For me, the easiest way to bypass getting writer’s block is to always try to have something I am working on and to do so at set times as well as consistently. I believe creativity is a muscle. And like all muscles, the more you exercise it, the more you can get from it. So as long as I can keep it working, even if it is just doing edits, I can keep it fit and productive.
Describe a regular day in your life.
Ooo, something to bore you with! Cool! A typical day is getting up at 5:30am, feeding the cats, showering, getting dressed, grabbing breakfast then spend the next hour answering emails/posting weekly blog entries/marketing/promo until it’s time to go to work. I get there about 20 minutes early, so I relax by reading until eight o’clock. Then it’s work work work, unless I get very lucky and it’s a slow day and I can sneak in a little writing. Otherwise writing has to wait till lunch. I have a laptop (though I used to use notebooks for first draft, but that was years ago) so I am enabled to write while I eat!
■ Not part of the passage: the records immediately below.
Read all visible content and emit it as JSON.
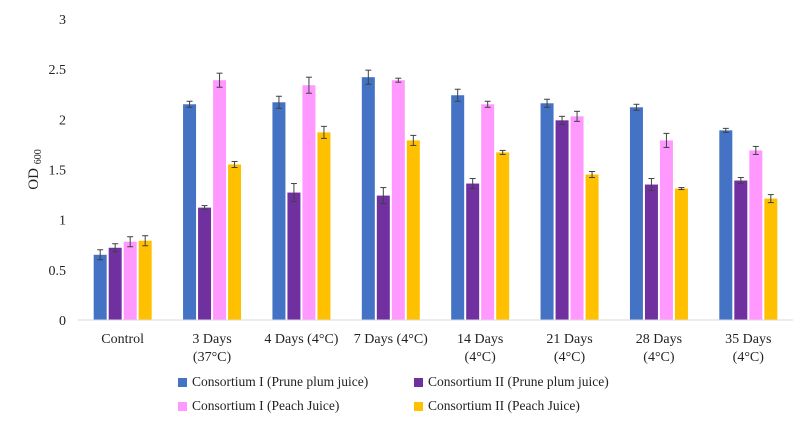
{
  "chart_data": {
    "type": "bar",
    "ylabel": "OD",
    "ylabel_subscript": "600",
    "ylim": [
      0,
      3
    ],
    "yticks": [
      "0",
      "0.5",
      "1",
      "1.5",
      "2",
      "2.5",
      "3"
    ],
    "grid": false,
    "legend_position": "bottom",
    "error_bars": true,
    "categories": [
      [
        "Control"
      ],
      [
        "3 Days",
        "(37°C)"
      ],
      [
        "4 Days (4°C)"
      ],
      [
        "7 Days (4°C)"
      ],
      [
        "14 Days",
        "(4°C)"
      ],
      [
        "21 Days",
        "(4°C)"
      ],
      [
        "28 Days",
        "(4°C)"
      ],
      [
        "35 Days",
        "(4°C)"
      ]
    ],
    "series": [
      {
        "name": "Consortium I (Prune plum juice)",
        "color": "#4472C4",
        "values": [
          0.65,
          2.15,
          2.17,
          2.42,
          2.24,
          2.16,
          2.12,
          1.89
        ],
        "errors": [
          0.05,
          0.03,
          0.06,
          0.07,
          0.06,
          0.04,
          0.03,
          0.02
        ]
      },
      {
        "name": "Consortium II (Prune plum juice)",
        "color": "#7030A0",
        "values": [
          0.72,
          1.12,
          1.27,
          1.24,
          1.36,
          1.99,
          1.35,
          1.39
        ],
        "errors": [
          0.04,
          0.02,
          0.09,
          0.08,
          0.05,
          0.04,
          0.06,
          0.03
        ]
      },
      {
        "name": "Consortium I (Peach Juice)",
        "color": "#FF99FF",
        "values": [
          0.78,
          2.39,
          2.34,
          2.39,
          2.15,
          2.03,
          1.79,
          1.69
        ],
        "errors": [
          0.05,
          0.07,
          0.08,
          0.02,
          0.03,
          0.05,
          0.07,
          0.04
        ]
      },
      {
        "name": "Consortium II (Peach Juice)",
        "color": "#FFC000",
        "values": [
          0.79,
          1.55,
          1.87,
          1.79,
          1.67,
          1.45,
          1.31,
          1.21
        ],
        "errors": [
          0.05,
          0.03,
          0.06,
          0.05,
          0.02,
          0.03,
          0.01,
          0.04
        ]
      }
    ]
  }
}
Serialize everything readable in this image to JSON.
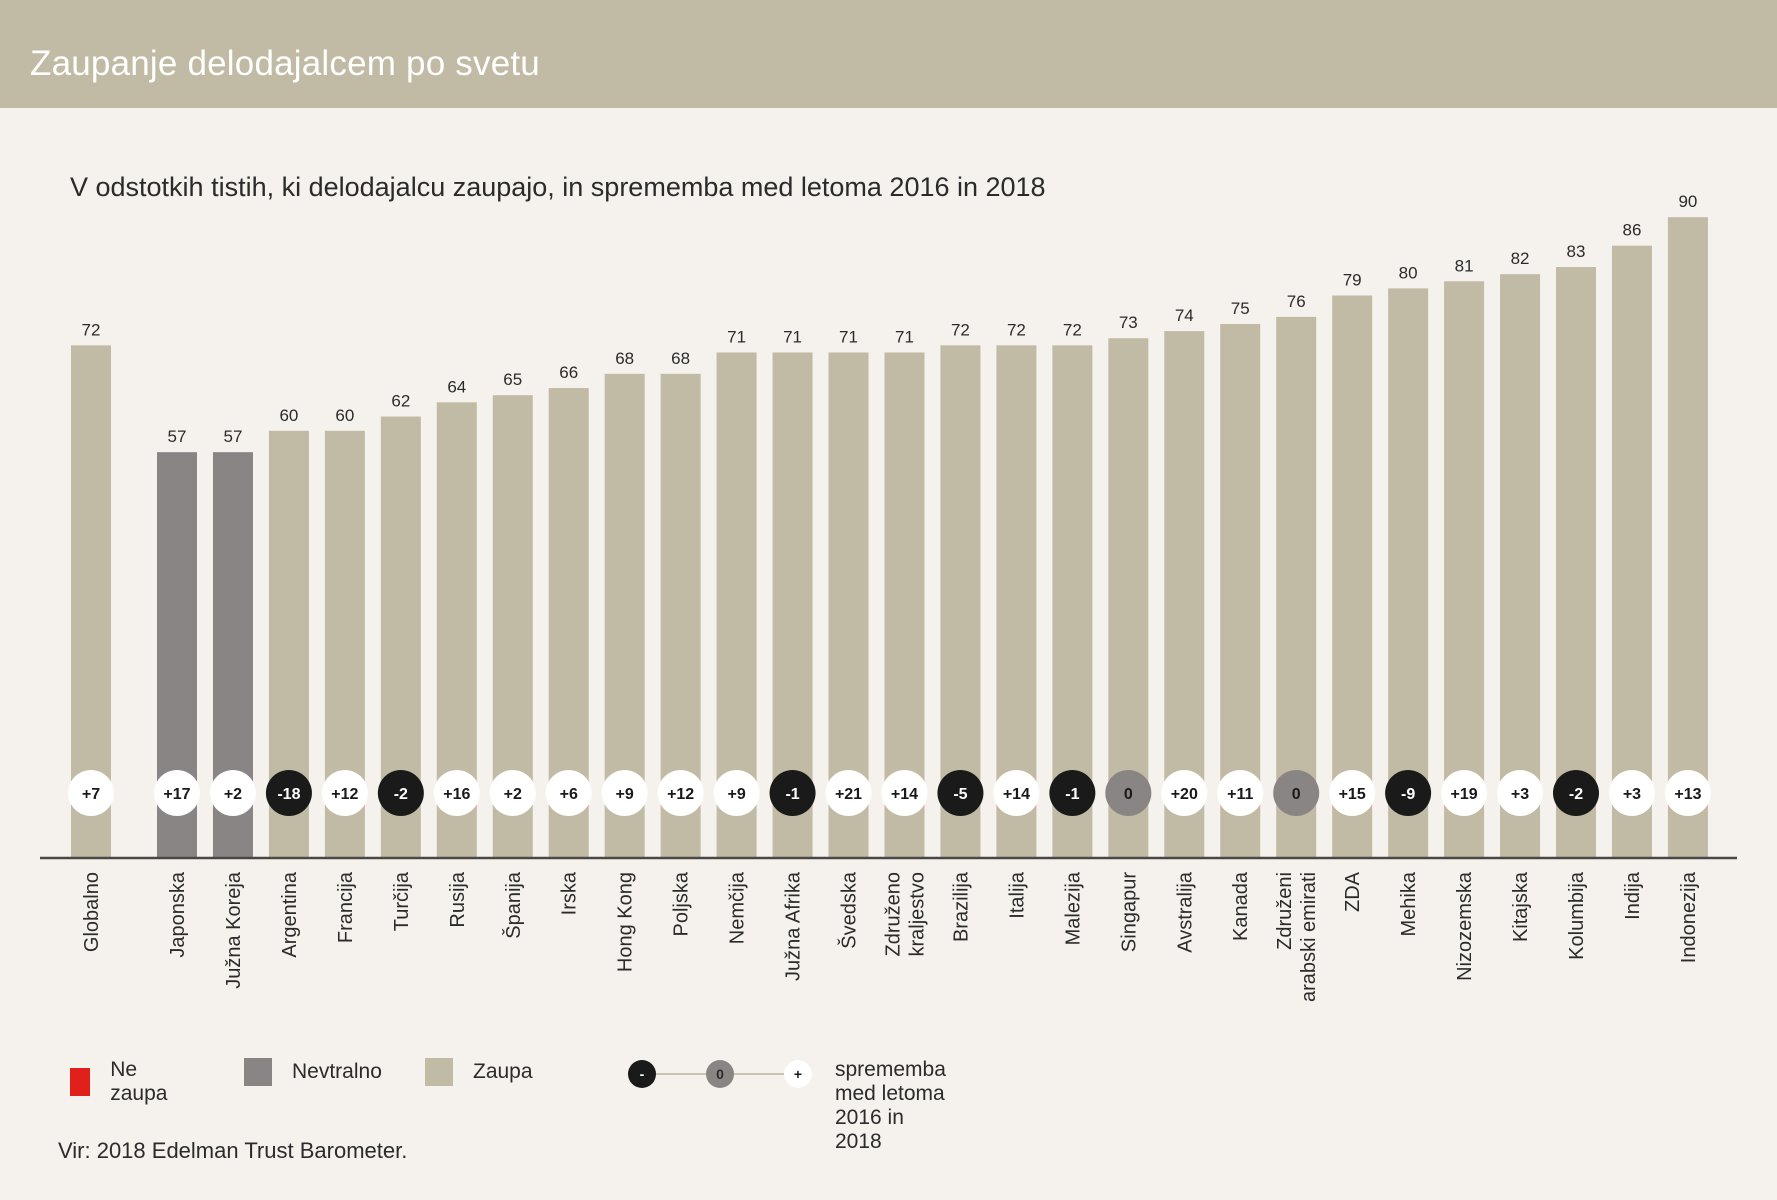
{
  "header": {
    "title": "Zaupanje delodajalcem po svetu"
  },
  "subtitle": "V odstotkih tistih, ki delodajalcu zaupajo, in sprememba med letoma 2016 in 2018",
  "colors": {
    "header_bg": "#c1baa4",
    "trust": "#c1baa4",
    "neutral": "#8a8585",
    "distrust": "#e0201b",
    "change_negative": "#1a1a1a",
    "change_zero": "#8a8585",
    "change_positive": "#ffffff",
    "axis": "#4a4744"
  },
  "chart_data": {
    "type": "bar",
    "title": "Zaupanje delodajalcem po svetu",
    "subtitle": "V odstotkih tistih, ki delodajalcu zaupajo, in sprememba med letoma 2016 in 2018",
    "xlabel": "",
    "ylabel": "",
    "ylim": [
      0,
      90
    ],
    "grid": false,
    "legend_position": "bottom-left",
    "categories": [
      "Globalno",
      "Japonska",
      "Južna Koreja",
      "Argentina",
      "Francija",
      "Turčija",
      "Rusija",
      "Španija",
      "Irska",
      "Hong Kong",
      "Poljska",
      "Nemčija",
      "Južna Afrika",
      "Švedska",
      "Združeno kraljestvo",
      "Brazilija",
      "Italija",
      "Malezija",
      "Singapur",
      "Avstralija",
      "Kanada",
      "Združeni arabski emirati",
      "ZDA",
      "Mehika",
      "Nizozemska",
      "Kitajska",
      "Kolumbija",
      "Indija",
      "Indonezija"
    ],
    "category_lines": [
      [
        "Globalno"
      ],
      [
        "Japonska"
      ],
      [
        "Južna Koreja"
      ],
      [
        "Argentina"
      ],
      [
        "Francija"
      ],
      [
        "Turčija"
      ],
      [
        "Rusija"
      ],
      [
        "Španija"
      ],
      [
        "Irska"
      ],
      [
        "Hong Kong"
      ],
      [
        "Poljska"
      ],
      [
        "Nemčija"
      ],
      [
        "Južna Afrika"
      ],
      [
        "Švedska"
      ],
      [
        "Združeno",
        "kraljestvo"
      ],
      [
        "Brazilija"
      ],
      [
        "Italija"
      ],
      [
        "Malezija"
      ],
      [
        "Singapur"
      ],
      [
        "Avstralija"
      ],
      [
        "Kanada"
      ],
      [
        "Združeni",
        "arabski emirati"
      ],
      [
        "ZDA"
      ],
      [
        "Mehika"
      ],
      [
        "Nizozemska"
      ],
      [
        "Kitajska"
      ],
      [
        "Kolumbija"
      ],
      [
        "Indija"
      ],
      [
        "Indonezija"
      ]
    ],
    "series": [
      {
        "name": "Zaupanje (%)",
        "values": [
          72,
          57,
          57,
          60,
          60,
          62,
          64,
          65,
          66,
          68,
          68,
          71,
          71,
          71,
          71,
          72,
          72,
          72,
          73,
          74,
          75,
          76,
          79,
          80,
          81,
          82,
          83,
          86,
          90
        ],
        "value_labels": [
          "72",
          "57",
          "57",
          "60",
          "60",
          "62",
          "64",
          "65",
          "66",
          "68",
          "68",
          "71",
          "71",
          "71",
          "71",
          "72",
          "72",
          "72",
          "73",
          "74",
          "75",
          "76",
          "79",
          "80",
          "81",
          "82",
          "83",
          "86",
          "90"
        ],
        "category_class": [
          "trust",
          "neutral",
          "neutral",
          "trust",
          "trust",
          "trust",
          "trust",
          "trust",
          "trust",
          "trust",
          "trust",
          "trust",
          "trust",
          "trust",
          "trust",
          "trust",
          "trust",
          "trust",
          "trust",
          "trust",
          "trust",
          "trust",
          "trust",
          "trust",
          "trust",
          "trust",
          "trust",
          "trust",
          "trust"
        ]
      },
      {
        "name": "Sprememba 2016–2018",
        "values": [
          7,
          17,
          2,
          -18,
          12,
          -2,
          16,
          2,
          6,
          9,
          12,
          9,
          -1,
          21,
          14,
          -5,
          14,
          -1,
          0,
          20,
          11,
          0,
          15,
          -9,
          19,
          3,
          -2,
          3,
          13
        ],
        "value_labels": [
          "+7",
          "+17",
          "+2",
          "-18",
          "+12",
          "-2",
          "+16",
          "+2",
          "+6",
          "+9",
          "+12",
          "+9",
          "-1",
          "+21",
          "+14",
          "-5",
          "+14",
          "-1",
          "0",
          "+20",
          "+11",
          "0",
          "+15",
          "-9",
          "+19",
          "+3",
          "-2",
          "+3",
          "+13"
        ]
      }
    ],
    "legend": [
      {
        "label": "Ne zaupa",
        "class": "distrust"
      },
      {
        "label": "Nevtralno",
        "class": "neutral"
      },
      {
        "label": "Zaupa",
        "class": "trust"
      }
    ],
    "change_legend": {
      "symbols": [
        "-",
        "0",
        "+"
      ],
      "label": "sprememba med letoma 2016 in 2018"
    }
  },
  "legend": {
    "distrust_label": "Ne zaupa",
    "neutral_label": "Nevtralno",
    "trust_label": "Zaupa",
    "change_label": "sprememba med letoma 2016 in 2018",
    "change_neg": "-",
    "change_zero": "0",
    "change_pos": "+"
  },
  "source": "Vir: 2018 Edelman Trust Barometer."
}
After lunch, I work some more, then go home. (Sneaking in some more writing if possible – normally toward the end of the month. The first half is usually swamped with work.) At home, I cook dinner and then spend time with the family.
On weekends, I will do some editing, maybe some writing, and at least a few hours doing random marketing things like making bookmarks, sample CD’s, updating the website, whatever needs doing. Sometimes it feels like the marketing takes more of my time than the writing itself! Oi!
How was your experience in looking for a publisher? What words of advice would you offer those novice authors who are in search of one?
This is a very tricky question. Every year there is more and more competition out there and the major markets have become less and less friendly. Way back, in my total cluessness, I had assumed writing something unusual would be the way to get in. I couldn’t have been more wrong. A lot of the major publishers are now run by their marketing departments and they are mostly looking for the tried and true, regardless of what the public actually wants.
Most major publishers will either no longer accept unsolicited or unagented manuscripts, or their slush piles are so huge the manuscript will sit there for two years before it ever gets looked at if that soon!